It was dark when I left this morning, and Swiss Army was still snoring as I crept out of camp. In just a short distance, the trail crossed over a clear stream of ice-cold mountain water. I stopped to fill my water containers, and in the dim light of my headlamp, I could see that there was a fork in the trail. A little confused as to which way to go, I made my judgment based on the depth of the tread in the trail. I chose the left-hand fork and hoped it was the correct one. Not too far along the trail, my choice was verified by a PCT metal marker tacked to a tree. However, had I been totally confused concerning which trail to take, I could have retrieved my Garmin GPS, turned it on, and chosen my direction from the information that would appear on the screen.
To my knowledge, I was one of the few trail hikers that was actually using a stand-alone GPS such as Garmin for direction finding, and for good reason; it's old-school technology compared to what is now available. Most of the hikers who used GPS for direction and location finding did so with a downloadable app for their Smartphone. The two most common apps were Halfmile's, offered free by the owner, Lon Cooper, who produces the paper maps most hikers use, and another app called Guthook, which is a set of four downloadable maps, one each for Southern and Northern California, Oregon, and Washington, at a cost of $5.99 per download.
When I bought my Garmin GPS in 2011, GPS apps for the Smartphones weren’t available. With the Garmin, I was able to download all of Halfmile’s maps into the unit and it worked reasonably well, although I never really became proficient with it. When activated, it would display waypoints, then with the mouse hovering over the waypoint, the mileage from the Mexican border would be displayed on the screen. I never found the setting that would show the PCT as an actual line on the map, which was disconcerting.
Many hikers had both apps downloaded in their Smartphones and both were user-friendly, but from what I saw, Guthook’s app provided a ton of information in addition to pinpointing one’s location on the trail. I had Guthook’s app downloaded on my Version Android phone, but it took so long for the GPS to pinpoint my position, that I didn’t use it much, and when it did refresh, it always started at the front of the trail, as opposed to starting at my actual position.
At the fork in the trail, had I turned it on and had it been working properly, I would have seen my position at the stream with the fork in the trail. The blue line, which was a representation of the trail set against a green background, which represented the terrain around the trail, would have shown the trail leading off to the left. If I had taken the right-hand fork, the mouse pointer would have instantly indicated my position in relation to the trail, and I could have made an immediate course correction.

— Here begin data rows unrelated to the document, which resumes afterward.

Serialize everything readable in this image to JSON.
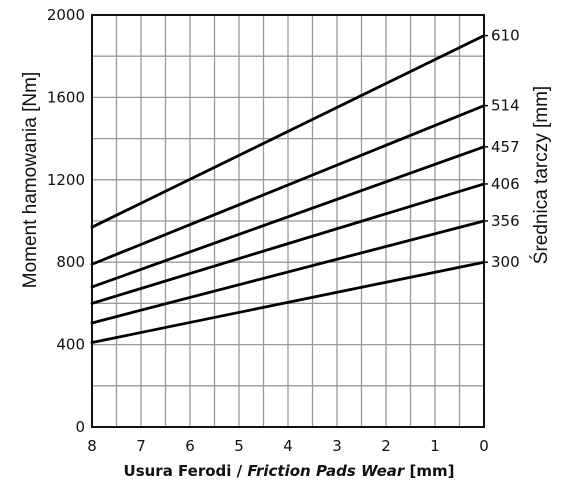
{
  "chart_data": {
    "type": "line",
    "title": "",
    "xlabel": {
      "part1": "Usura Ferodi",
      "separator": " / ",
      "part2": "Friction Pads Wear",
      "unit": " [mm]"
    },
    "ylabel": "Moment hamowania [Nm]",
    "y2label": "Średnica tarczy [mm]",
    "xlim": [
      8,
      0
    ],
    "ylim": [
      0,
      2000
    ],
    "x_ticks": [
      8,
      7,
      6,
      5,
      4,
      3,
      2,
      1,
      0
    ],
    "x_tick_labels": [
      "8",
      "7",
      "6",
      "5",
      "4",
      "3",
      "2",
      "1",
      "0"
    ],
    "y_ticks": [
      0,
      400,
      800,
      1200,
      1600,
      2000
    ],
    "y_tick_labels": [
      "0",
      "400",
      "800",
      "1200",
      "1600",
      "2000"
    ],
    "grid": true,
    "series": [
      {
        "name": "610",
        "x": [
          8,
          0
        ],
        "y": [
          970,
          1900
        ]
      },
      {
        "name": "514",
        "x": [
          8,
          0
        ],
        "y": [
          790,
          1560
        ]
      },
      {
        "name": "457",
        "x": [
          8,
          0
        ],
        "y": [
          680,
          1360
        ]
      },
      {
        "name": "406",
        "x": [
          8,
          0
        ],
        "y": [
          600,
          1180
        ]
      },
      {
        "name": "356",
        "x": [
          8,
          0
        ],
        "y": [
          505,
          1000
        ]
      },
      {
        "name": "300",
        "x": [
          8,
          0
        ],
        "y": [
          410,
          800
        ]
      }
    ]
  }
}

If I were to do the Pacific Crest Trail again, I would leave my Garmin GPS home and buy an iPhone with all of Guthook's maps properly, and I emphasize properly, downloaded into the unit.
The maps I’m using aren’t expanded enough to give a real bird’s-eye view of the land surrounding the trail, which makes it hard to keep straight the boundary lines between forest lands and wilderness lands.
Etna Summit and the road leading down to the small community of Etna were now just a few miles away. The trail began a gradual descent down a canyon, and as I got nearer to Etna Summit and the highway that crossed over it, I could see the land falling off to either side of the ridge.
The last big push took me down the trail of dirt and rock to the trailhead and parking lot and to a bright green 1978 Volkswagen bus sitting at the edge of the road. I knew instantly that the bus belonged to Weebee’s parents, Kermit and June Bug, and they were performing trail magic. I was so delighted to see them; we all embraced like we were long-lost friends and had known each other since childhood. Actually, this was the third time I had encountered them on the trail. They are such sweet people with oversized hearts of gold.
They invited me to sit in a camp chair around the small camp table they had set up next to their bus. They offered cookies, salty snacks, and cold lemonade. The best part of their trail magic was just the opportunity to sit in a real chair. As we visited, I contemplated how best to get into Etna – twelve miles distance, and it was soon apparent that hitchhiking was the only solution. I inquired about Runs-with-Elk and Cookie, and Kermit said they had come through a few hours ago, and immediately caught a ride.